Who has hard data, E.T,MPH,RPM, Converter slippage and combo? I need real world info

Dusty the converter should be delivered on Monday.......yeah agree you originally spec'd the converter to be 3000 stall and its only 2600 @ 0psi anoth 400-500 rpm sounds good. Now thats going to make it looser up top correct? its already slipping at 14% or are there other adjustments that can be made to increase the stall and improve the slippage up top? Also as you say more rpm helps it couple well I think my engine is done around 5600 I dont think I can turn it much higher so this is where my concern is....if my rpms are 5600 at only 107mph which is what it did last week whats gonna happen if the slip% stays where it is and I turn up the wick.....at 117-120mph my rpms are gonna be through the roof if it will even pull that high? This is what the car ran with my old converter...11.7-11.5 @116-118

Everything is ok with your converter. We were looking for something that would cause more slip up top than normal but found nothing. If we raise stall you will most likely also see some extra slip depending on the shift rpm. If it was shifting early, holding the shift out longer can offset this slip. For example if we raise stall speed 400 rpm but you raise the shift point by 400 rpm you will have better spool without getting more slip. The other option for less than 10% slip without raising the shift point and still seeing 3000 stall is the 9.5 non lock.
 
I'm running a similar combo with the same converter at the same power level and seeing the same thing. So the solution seems to be either to raise the power level which will raise the flash stall, or get the converter tweaked. I guess we could turn up the boost more out of the hole to get it through the coupling stage and then turn it back down to current levels afterwards. Maybe this is what Dusty meant by pouring the power on? I'd hate to get the converter adjusted since I know it would work better with a little more power, but I'd like it to work better at current levels. Tried leaving with more rpm and the initial hit is hard, but the coupling still drags it down and hurts the 60ft. Running 25lbs of boost or so, similar to Paul, so it seems like I'd have to raise the boost to 30lbs or so after the hit to shorten the coupling time.

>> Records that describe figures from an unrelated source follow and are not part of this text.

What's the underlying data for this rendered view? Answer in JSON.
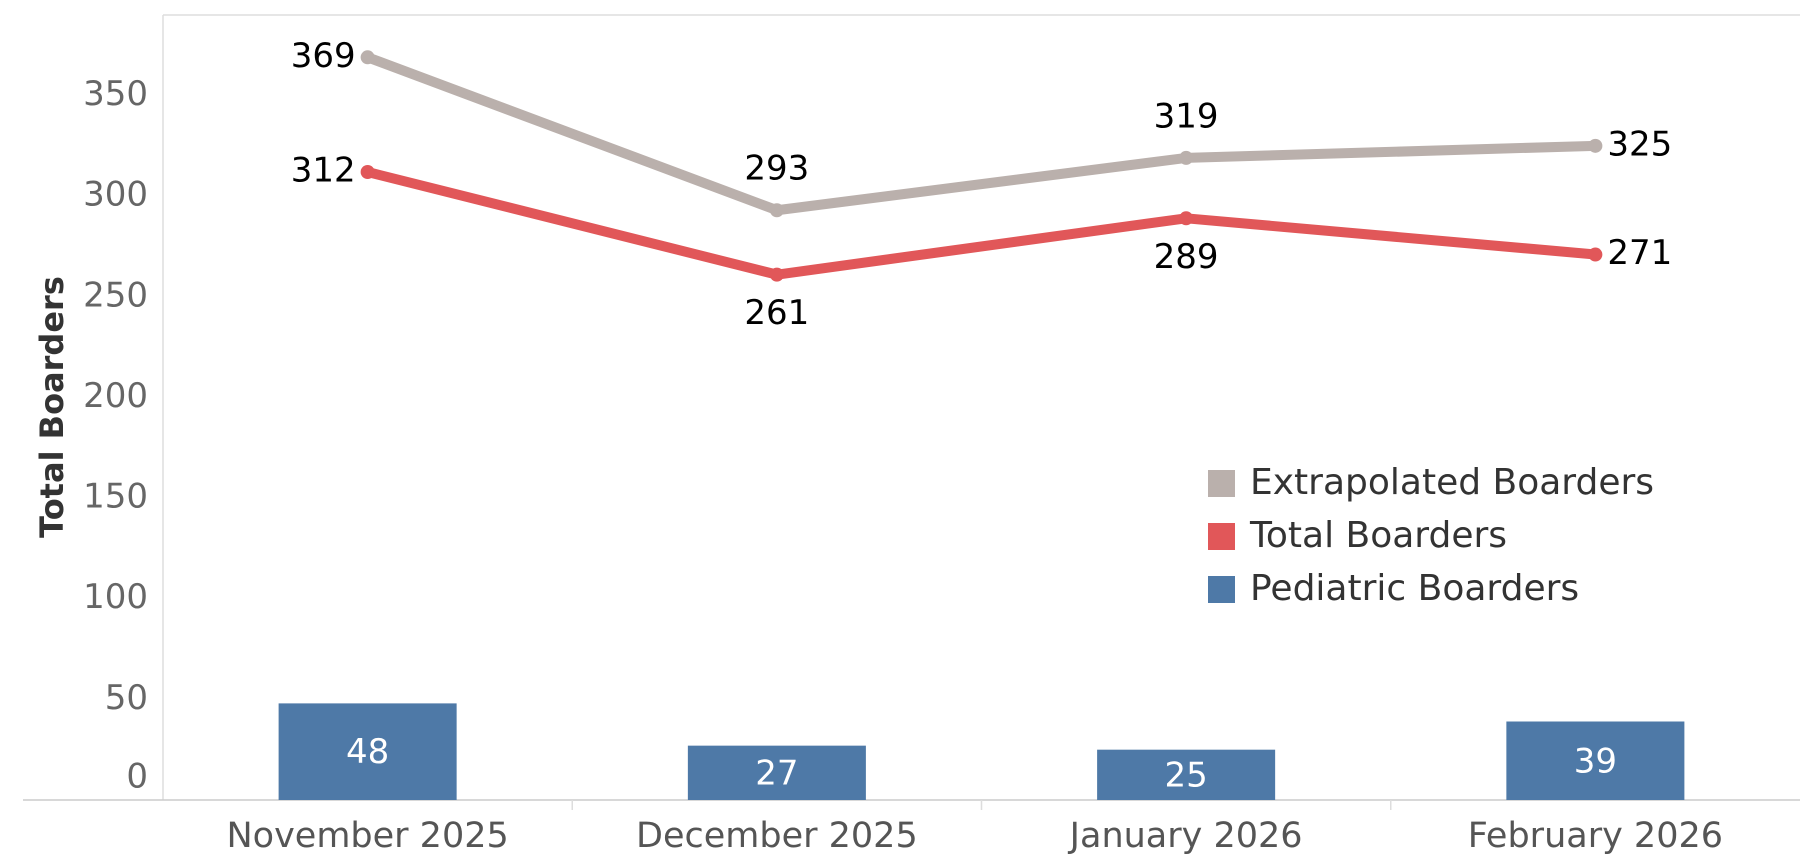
{
  "chart_data": {
    "type": "line",
    "y_label": "Total Boarders",
    "categories": [
      "November 2025",
      "December 2025",
      "January 2026",
      "February 2026"
    ],
    "series": [
      {
        "name": "Extrapolated Boarders",
        "color": "#bab0ac",
        "type": "line",
        "values": [
          369,
          293,
          319,
          325
        ]
      },
      {
        "name": "Total Boarders",
        "color": "#e15759",
        "type": "line",
        "values": [
          312,
          261,
          289,
          271
        ]
      },
      {
        "name": "Pediatric Boarders",
        "color": "#4e79a7",
        "type": "bar",
        "values": [
          48,
          27,
          25,
          39
        ]
      }
    ],
    "ylim": [
      0,
      390
    ],
    "yticks": [
      0,
      50,
      100,
      150,
      200,
      250,
      300,
      350
    ],
    "grid": false,
    "legend": "right"
  }
}
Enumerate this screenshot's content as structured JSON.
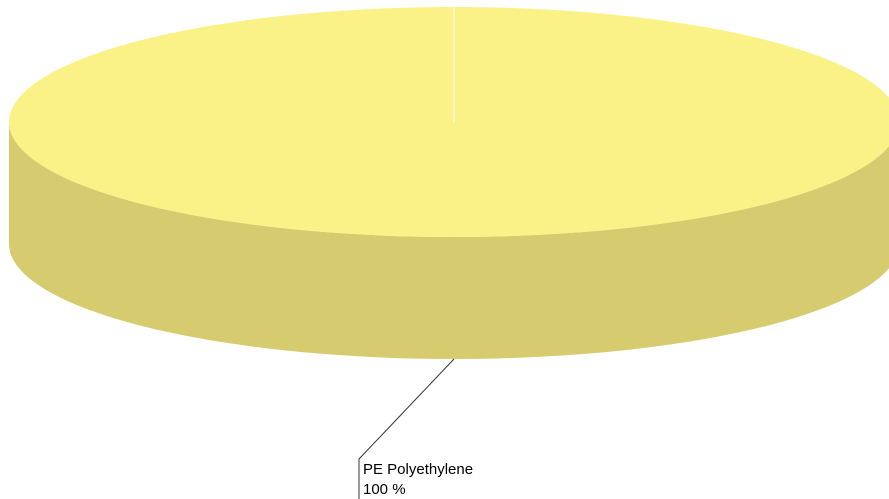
{
  "chart_data": {
    "type": "pie",
    "title": "",
    "slices": [
      {
        "label": "PE Polyethylene",
        "value": 100,
        "value_label": "100 %",
        "color": "#FBF287",
        "side_color": "#D6CB6E"
      }
    ]
  }
}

Does this sound about right?

Yes you are correct. If you want the converter to perform better at lower power levels it could be loosened. Just remember when you turn the boost back up you will have more slip.

This is what I discussed in another thread. A converter is spec'd by the overall et goal. If the power is turned down, it will get tighter. A converter performs according to the torque applied to it. Turbo cars are just like nitrous cars. A nitrous converter can't be optimized for n/a then also be optimum for a 250 shot of nitrous. Just like a turbo converter can't be optimized for 16psi then also be optimum for 25psi. Stall speed changes according to the power applied to it.
 
Stall speed changes according to the power applied to it.

you stated this before ("pour on the power") and now i see you basically saying the same that more power applied will change it
i agree more power will change it ..but in my case and murphs if i had my target boost lower i would agree -raise the boost
if you look at what i posted there is no other way to get MORE POWER than what is there with the converter as is
its at WOT , the boost was there at the couple (23.8 psi there is upwards of 650hp) ... its building to the target and still building boost after the couple yet remains flat for 1/2 sec . i could target higher but that wont change the hang time

to qoute scottie ..im givin er all she got captain
 
Most cars I tune will see a short flat spot in the rpm when the converter fully couples. 1/2 is what I would consider short. I have saw some that remain flat for 2 or 3 seconds in which case the car really responds to more power at that point in the run. If the rpm drop on the gear change is over 1200 rpm I loosen the converter to help the flat spot. If the car has really low slip% it can also be loosened. If the slip is % 6-8 and the flat spot is short the converter is working ideally. I then go back and look at my tune up prior to and during the flat spot. Is the timing ramping out to fast, is the a/f ratio optimized, can the boost be brought in sooner, can the launch boost be raised so it reaches target boost sooner.

I tuned a car last weekend that had an rpm dip when the converter coupled. It would flash then drop 400 rpm and it was at full boost when this happened. It had never did it before but the track was the best I have ever been on. In his case he needed a looser converter because the track conditions had changed where the car needed more rpm. Even with the dip I was able to raise launch rpm 400 and 3 psi boost and the car went the best 60' it had ever been.